By Daniel Borgen, PQ Monthly
Not all of our pioneers, as we know, are purely political activists — though even most business owners, in one way or another, inevitably dabble in that realm. Trailblazers can be and are influential simply through the way they conduct themselves, run their companies, and support nonprofits. We talked to one of those men — Bill Dickey, owner of Morel Ink — about his passion for progressive causes, the ACLU, and mushroom hunting.
You’ve seen Dickey all over the nonprofit circuit, from Planned Parenthood luncheons to Q Center galas, seemingly spending as much time giving as he does running a printing empire.
“Giving back is what it’s all about,” Dickey said. “I always have and always will find the act of giving to be one of the most rewarding things a person can do. Giving doesn’t have to be all about money, either. Sometimes I am fortunate to have a lot to be able to share — other times, not so much. But everyone has time, energy, and unique skill sets they can use to help others.”
Dickey was quick to point out the cycle of giving — the give and take — everyone should pay heed to.
“That said, the community does need to understand their role in the giving process; I can’t give away money if I’m not making any. For that to happen, I need the support back from the community — as do all LGBT [companies], as well — and all other small business owners, period,” he said. “Business people have a responsibility to give back to their communities — but it’s not a one-way street. I also have an obligation to my 35-plus employees to be able to pay them fairly and squarely; keeping good people in good jobs is another way of giving back.”
And paired with that vision of community-wide responsibility, of give and take, is a passion for progressive politics.
“I especially get hooked on some organizations because I respect their leadership,” Dickey said. “For example, I think Dave Fidanque, executive director of the ACLU-OR, is one of the smartest men in the state. He does so much for Oregon and the country through his efforts in protecting our civil rights. David has a gay son, and he fully expects his son to one day be able to get legally married in Oregon — and he’s a hard worker for all of us in that fight.”

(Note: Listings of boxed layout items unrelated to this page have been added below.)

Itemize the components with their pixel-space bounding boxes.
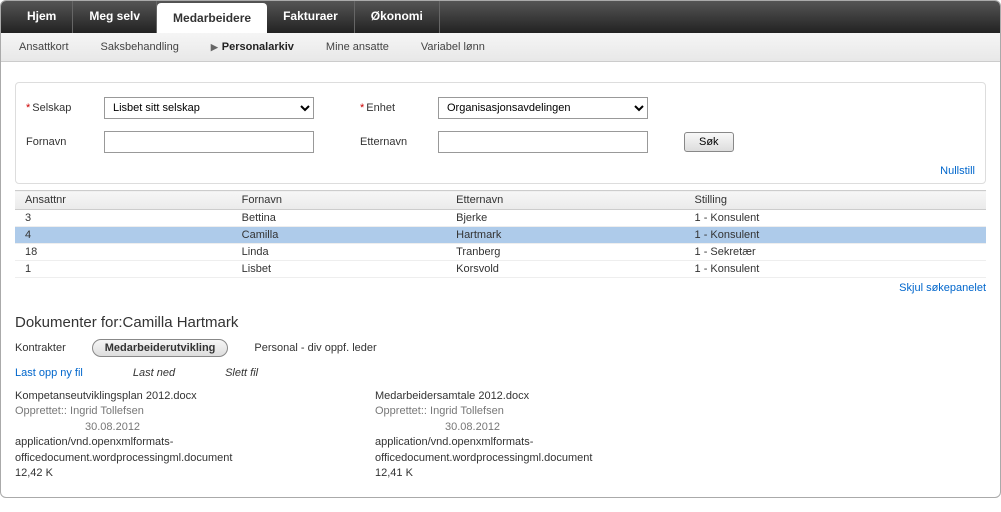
documents-title: Dokumenter for:Camilla Hartmark — [15, 314, 986, 331]
doc-created-date: 30.08.2012 — [15, 420, 315, 435]
label-etternavn: Etternavn — [360, 136, 430, 148]
doc-tab-medarbeiderutvikling[interactable]: Medarbeiderutvikling — [92, 339, 229, 357]
upload-file-link[interactable]: Last opp ny fil — [15, 367, 83, 379]
doc-tab-kontrakter[interactable]: Kontrakter — [15, 342, 66, 354]
document-tabs: Kontrakter Medarbeiderutvikling Personal -… — [15, 339, 986, 357]
subnav-saksbehandling[interactable]: Saksbehandling — [97, 39, 183, 55]
search-button[interactable]: Søk — [684, 132, 734, 152]
documents-section: Dokumenter for:Camilla Hartmark Kontrakt… — [1, 304, 1000, 497]
doc-created-date: 30.08.2012 — [375, 420, 675, 435]
col-fornavn[interactable]: Fornavn — [232, 191, 446, 210]
sub-nav: Ansattkort Saksbehandling Personalarkiv Min… — [1, 33, 1000, 62]
subnav-ansattkort[interactable]: Ansattkort — [15, 39, 73, 55]
main-tab-økonomi[interactable]: Økonomi — [355, 1, 440, 33]
document-item[interactable]: Medarbeidersamtale 2012.docxOpprettet:: … — [375, 389, 675, 481]
table-row[interactable]: 4CamillaHartmark1 - Konsulent — [15, 227, 986, 244]
col-stilling[interactable]: Stilling — [685, 191, 986, 210]
input-fornavn[interactable] — [104, 131, 314, 153]
main-tab-medarbeidere[interactable]: Medarbeidere — [157, 3, 267, 33]
col-etternavn[interactable]: Etternavn — [446, 191, 684, 210]
select-selskap[interactable]: Lisbet sitt selskap — [104, 97, 314, 119]
doc-mime: application/vnd.openxmlformats-officedoc… — [375, 435, 675, 466]
doc-filename: Kompetanseutviklingsplan 2012.docx — [15, 389, 315, 404]
document-list: Kompetanseutviklingsplan 2012.docxOppret… — [15, 389, 986, 481]
main-tab-meg-selv[interactable]: Meg selv — [73, 1, 157, 33]
select-enhet[interactable]: Organisasjonsavdelingen — [438, 97, 648, 119]
input-etternavn[interactable] — [438, 131, 648, 153]
search-panel: *Selskap Lisbet sitt selskap *Enhet Orga… — [15, 82, 986, 184]
label-fornavn: Fornavn — [26, 136, 96, 148]
table-row[interactable]: 1LisbetKorsvold1 - Konsulent — [15, 261, 986, 278]
label-enhet: *Enhet — [360, 102, 430, 114]
main-tab-hjem[interactable]: Hjem — [11, 1, 73, 33]
download-file-link[interactable]: Last ned — [133, 367, 175, 379]
table-row[interactable]: 18LindaTranberg1 - Sekretær — [15, 244, 986, 261]
subnav-variabel-lønn[interactable]: Variabel lønn — [417, 39, 489, 55]
main-nav: HjemMeg selvMedarbeidereFakturaerØkonomi — [1, 1, 1000, 33]
doc-size: 12,41 K — [375, 466, 675, 481]
results-table: AnsattnrFornavnEtternavnStilling 3Bettin… — [15, 190, 986, 278]
document-item[interactable]: Kompetanseutviklingsplan 2012.docxOppret… — [15, 389, 315, 481]
table-row[interactable]: 3BettinaBjerke1 - Konsulent — [15, 210, 986, 227]
col-ansattnr[interactable]: Ansattnr — [15, 191, 232, 210]
subnav-mine-ansatte[interactable]: Mine ansatte — [322, 39, 393, 55]
reset-link[interactable]: Nullstill — [940, 165, 975, 177]
doc-size: 12,42 K — [15, 466, 315, 481]
doc-created: Opprettet:: Ingrid Tollefsen — [15, 404, 315, 419]
main-tab-fakturaer[interactable]: Fakturaer — [267, 1, 355, 33]
doc-created: Opprettet:: Ingrid Tollefsen — [375, 404, 675, 419]
file-actions: Last opp ny fil Last ned Slett fil — [15, 367, 986, 379]
doc-filename: Medarbeidersamtale 2012.docx — [375, 389, 675, 404]
delete-file-link[interactable]: Slett fil — [225, 367, 258, 379]
label-selskap: *Selskap — [26, 102, 96, 114]
hide-search-panel-link[interactable]: Skjul søkepanelet — [899, 282, 986, 294]
subnav-personalarkiv[interactable]: Personalarkiv — [207, 39, 298, 55]
doc-mime: application/vnd.openxmlformats-officedoc… — [15, 435, 315, 466]
doc-tab-personal-div-oppf-leder[interactable]: Personal - div oppf. leder — [254, 342, 376, 354]
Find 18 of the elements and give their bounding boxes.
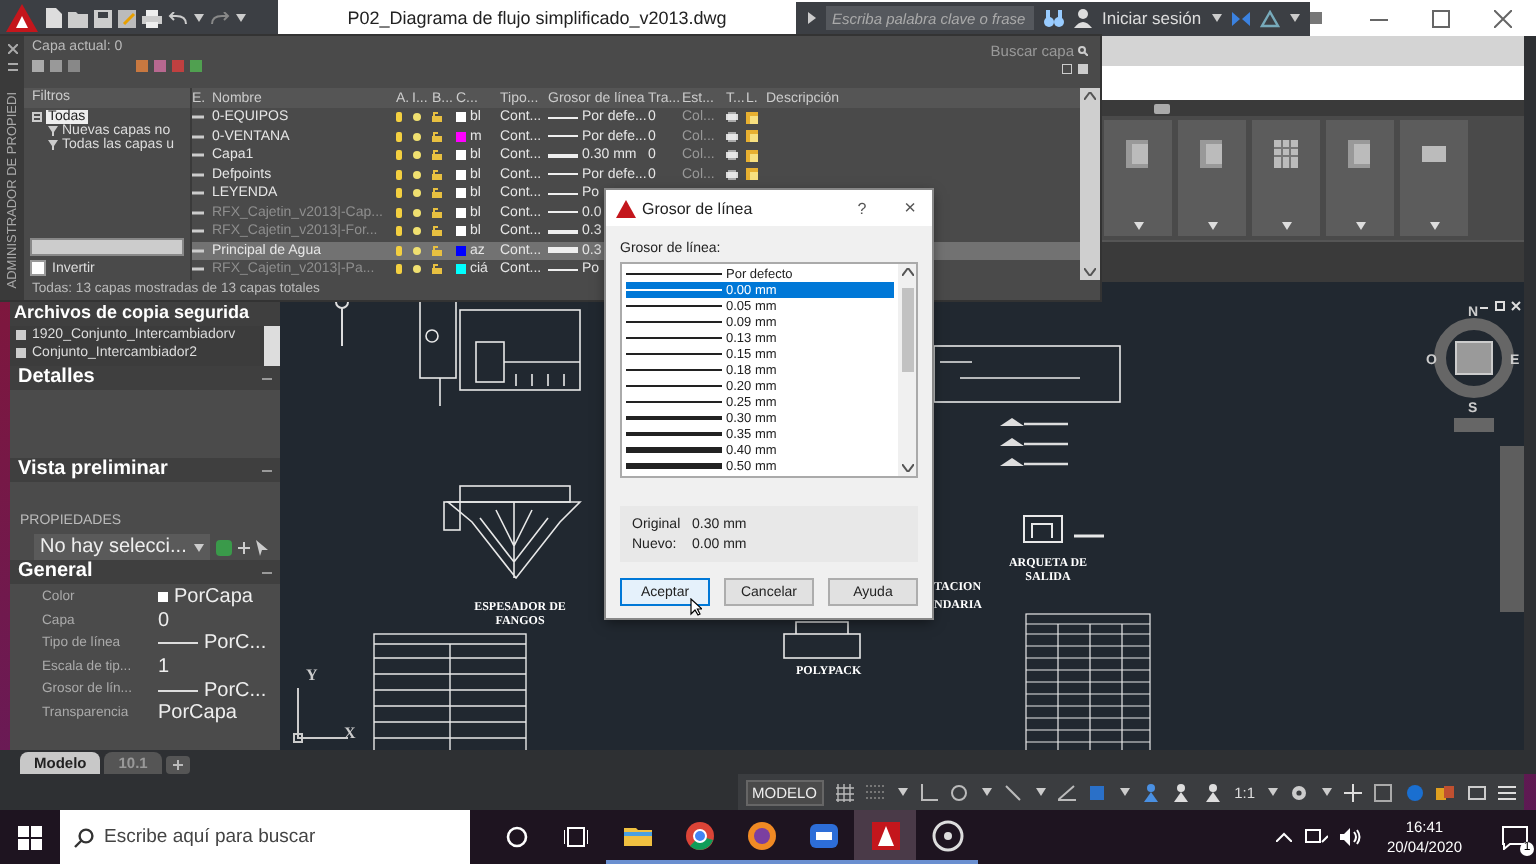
sign-in-link[interactable]: Iniciar sesión	[1102, 8, 1202, 28]
palette-title: Detalles	[18, 366, 95, 390]
property-value[interactable]: 1	[158, 656, 170, 679]
close-button[interactable]: ×	[904, 197, 916, 219]
property-value[interactable]: 0	[158, 609, 170, 632]
dialog-title: Grosor de línea	[642, 199, 755, 217]
window-title: P02_Diagrama de flujo simplificado_v2013.dwg	[345, 8, 729, 28]
property-value[interactable]: PorCapa	[158, 702, 237, 725]
search-field[interactable]: Escribe aquí para buscar	[60, 810, 470, 864]
property-value[interactable]: PorCapa	[174, 586, 253, 609]
axis-label: Y	[306, 668, 318, 682]
selection-dropdown[interactable]: No hay selecci...	[34, 534, 210, 560]
section-title: General	[18, 560, 93, 584]
help-button[interactable]: ?	[857, 199, 867, 217]
palette-title: Vista preliminar	[18, 458, 168, 482]
property-value[interactable]: PorC...	[204, 632, 267, 655]
property-value[interactable]: PorC...	[204, 679, 267, 702]
palette-title: Archivos de copia segurida	[10, 300, 280, 326]
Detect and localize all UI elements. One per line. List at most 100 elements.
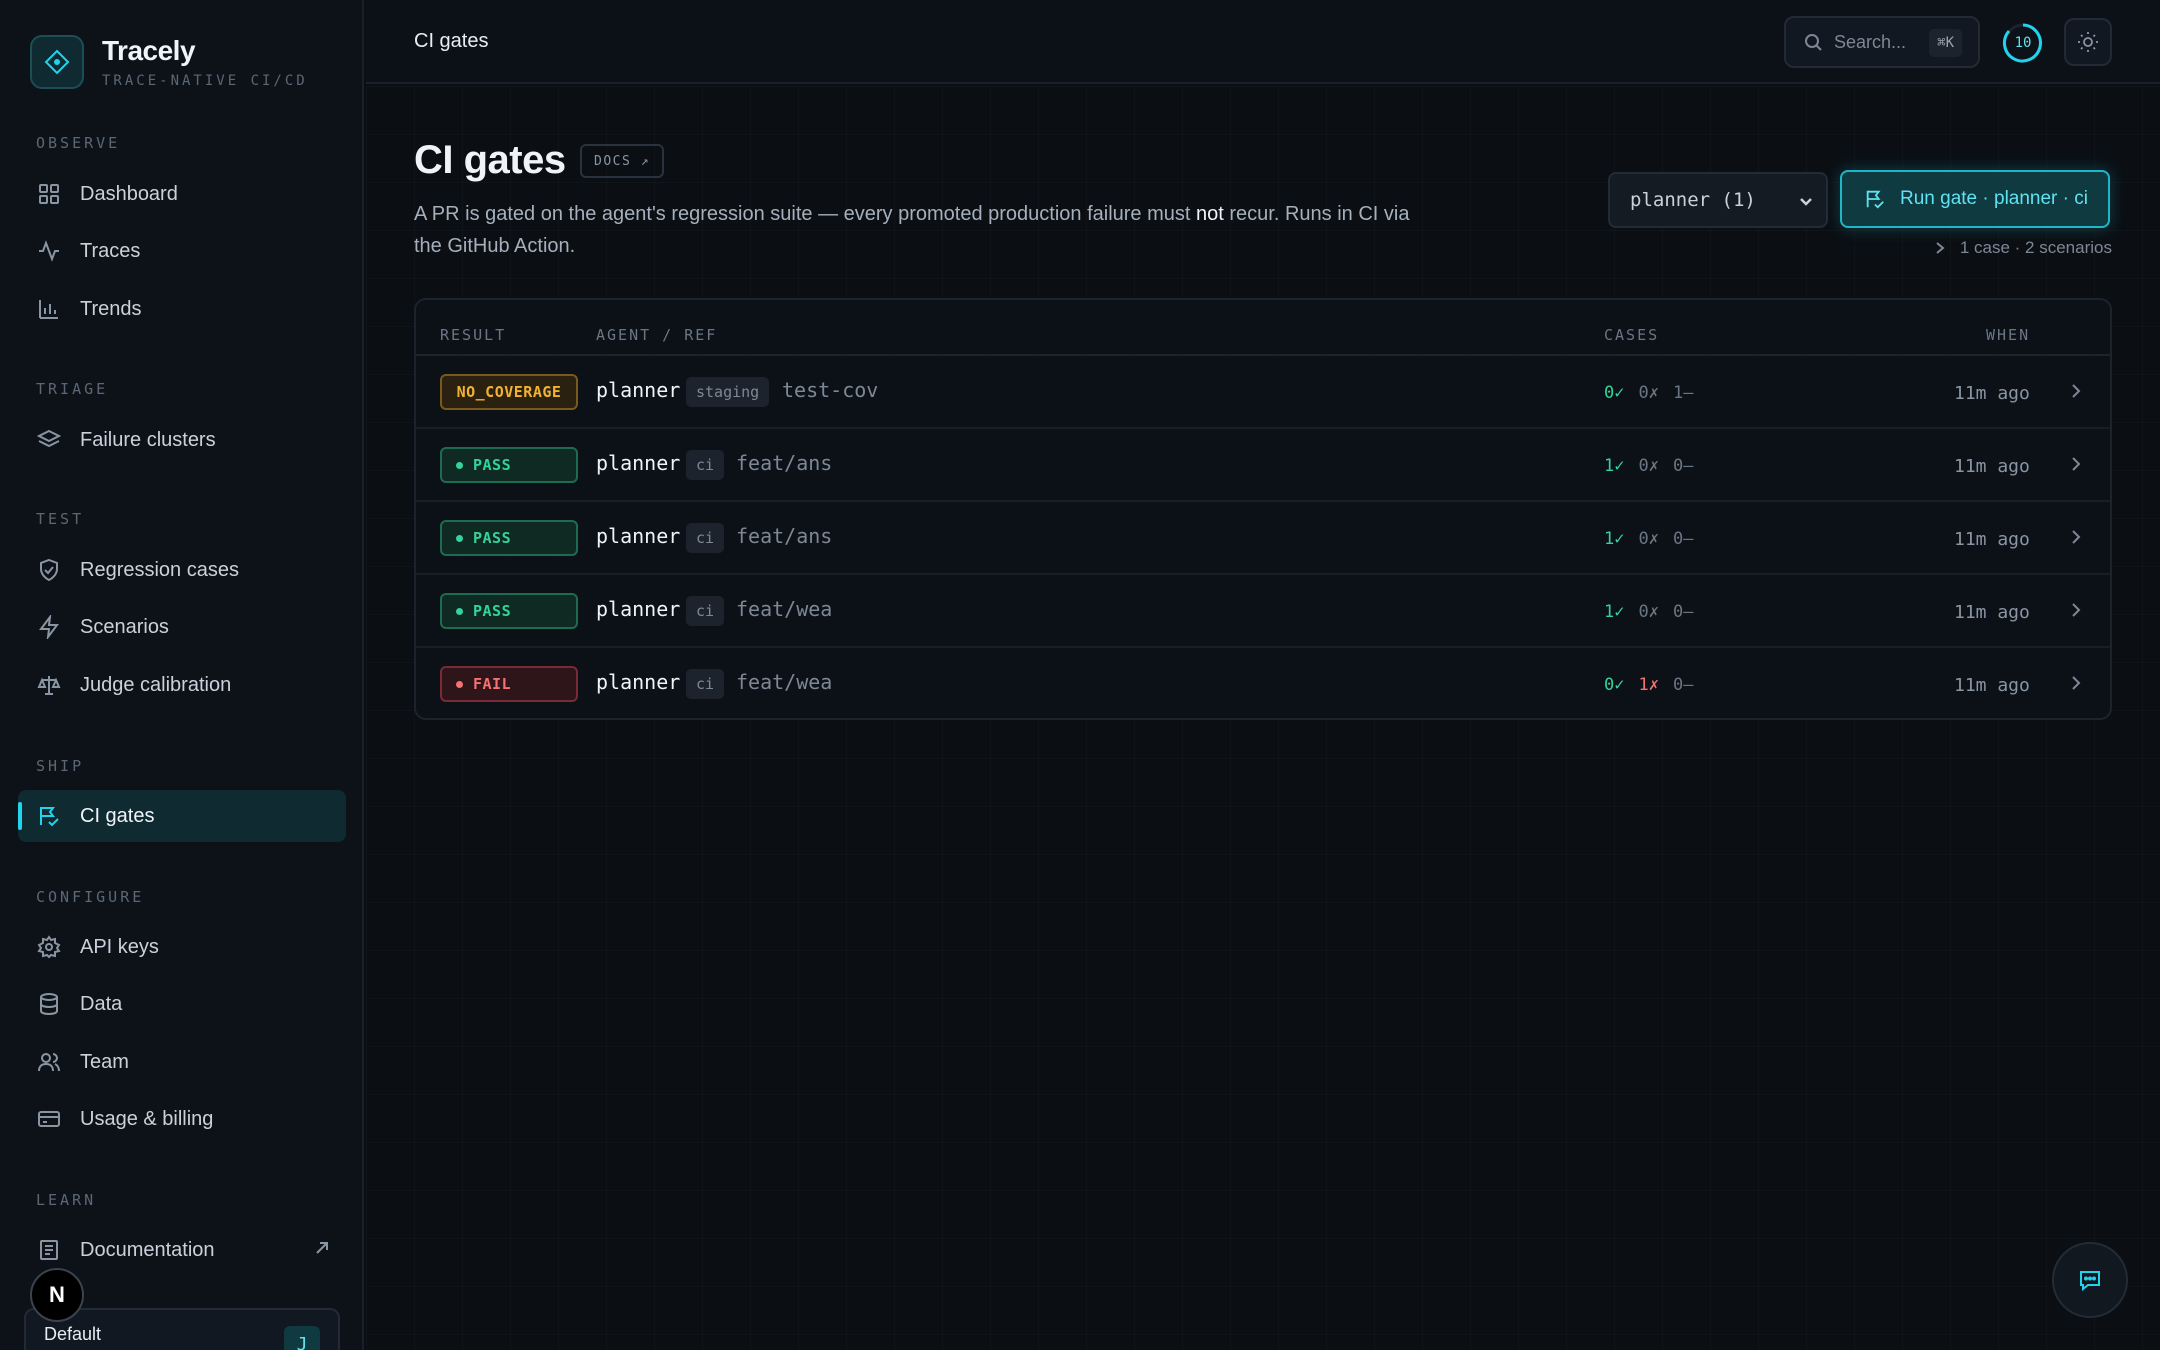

Gay rights have taken a big leap ahead of late — the repeal of DADT, President Obama’s call for marriage equality — despite what is undoubtedly still a long road ahead. We asked Dickey to daydream for a moment, and imagine where we might be in five years.
“I think it would be great if gay service members were getting married,” he said. “And leading the way for all citizens to get the same full rights as any of our married heterosexual counterparts.”
Dickey and his partner, David Wagner, recently become the proud, adoptive parents of Ruby, a black lab.
“We’re what you call a blended household,” he said. “We have cats, too.”
As for family excursions: “Mushroom hunting is one of my favorite things to do. I’m not telling you any of my secret locations, though,” he says. “I’m also a big, big fan of the Portland Gay Men’s Chorus.”